While it was totally odd to meet Berry at a Hüsker Dü show, even in his hometown of St. Louis, I have a feeling I know why he was there. The St. Louis Post-Dispatch had run a preview of the show that called Hüsker Dü — and I'm paraphrasing here — the future of rock 'n' roll. So it makes sense that one of the guys who invented the whole thing would want to hear what the younger charges were doing with it in those days.
I guess Chuck didn't approve, as he got up and left after the first few songs.
Many years later I met Bob Mould in Portland, Ore., and asked him if he remembered that night.
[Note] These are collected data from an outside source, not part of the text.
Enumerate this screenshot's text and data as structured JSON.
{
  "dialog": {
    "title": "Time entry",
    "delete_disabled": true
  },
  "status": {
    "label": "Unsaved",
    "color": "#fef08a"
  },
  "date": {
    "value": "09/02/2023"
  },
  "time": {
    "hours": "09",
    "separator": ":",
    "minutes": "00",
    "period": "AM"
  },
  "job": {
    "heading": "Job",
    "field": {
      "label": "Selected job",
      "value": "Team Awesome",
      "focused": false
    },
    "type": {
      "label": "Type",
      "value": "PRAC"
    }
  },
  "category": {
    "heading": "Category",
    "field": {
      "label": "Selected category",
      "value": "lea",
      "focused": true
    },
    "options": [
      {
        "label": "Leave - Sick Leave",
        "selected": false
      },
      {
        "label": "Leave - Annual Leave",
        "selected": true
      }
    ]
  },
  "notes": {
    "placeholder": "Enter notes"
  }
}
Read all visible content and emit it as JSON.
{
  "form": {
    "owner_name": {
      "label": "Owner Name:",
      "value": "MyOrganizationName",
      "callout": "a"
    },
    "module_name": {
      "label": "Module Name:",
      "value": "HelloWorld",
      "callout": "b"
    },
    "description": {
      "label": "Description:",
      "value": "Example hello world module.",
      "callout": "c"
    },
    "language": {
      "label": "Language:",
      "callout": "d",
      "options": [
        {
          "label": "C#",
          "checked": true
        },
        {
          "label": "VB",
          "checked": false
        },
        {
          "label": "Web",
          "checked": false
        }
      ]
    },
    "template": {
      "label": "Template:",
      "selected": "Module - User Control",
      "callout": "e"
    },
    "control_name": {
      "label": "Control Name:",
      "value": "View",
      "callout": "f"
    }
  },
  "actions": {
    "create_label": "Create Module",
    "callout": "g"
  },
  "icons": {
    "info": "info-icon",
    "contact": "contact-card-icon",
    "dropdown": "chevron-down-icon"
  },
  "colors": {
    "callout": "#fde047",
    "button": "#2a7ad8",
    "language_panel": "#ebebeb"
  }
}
Not only did he remember it, he said the band not only knew Berry was there, but that they could feel him staring daggers through them throughout their whole set. I didn't have the heart to tell him Berry had made an early exit.
This is all a very long introduction to an article I read this week which dug up an old piece from Jet Lag, a St. Louis zine (probably the first zine I ever read) that existed throughout the '80s and into the '90s, in which Berry is asked to comment on some of the music of the day (i.e., punk and new wave stuff). You can read it here, and be sure to check out the comments section, if only for the excerpts of a similar piece done in Rolling Stone on Stephen Stills' take on some of the same music. Berry's "this is nothing new" stance trumps Stills' curmudgeonly assessments, but both make for an entertaining read.
For example, the two artists' take on the Ramones' "Sheena Is a Punk Rocker":
Berry: "A good little jump number. These guys remind me of myself when I first started, I only knew three chords too."
Stills: "This is that punk shit everyone’s going nuts over? Sounds like four 6-year-olds picking up instruments for the first time. This sucks."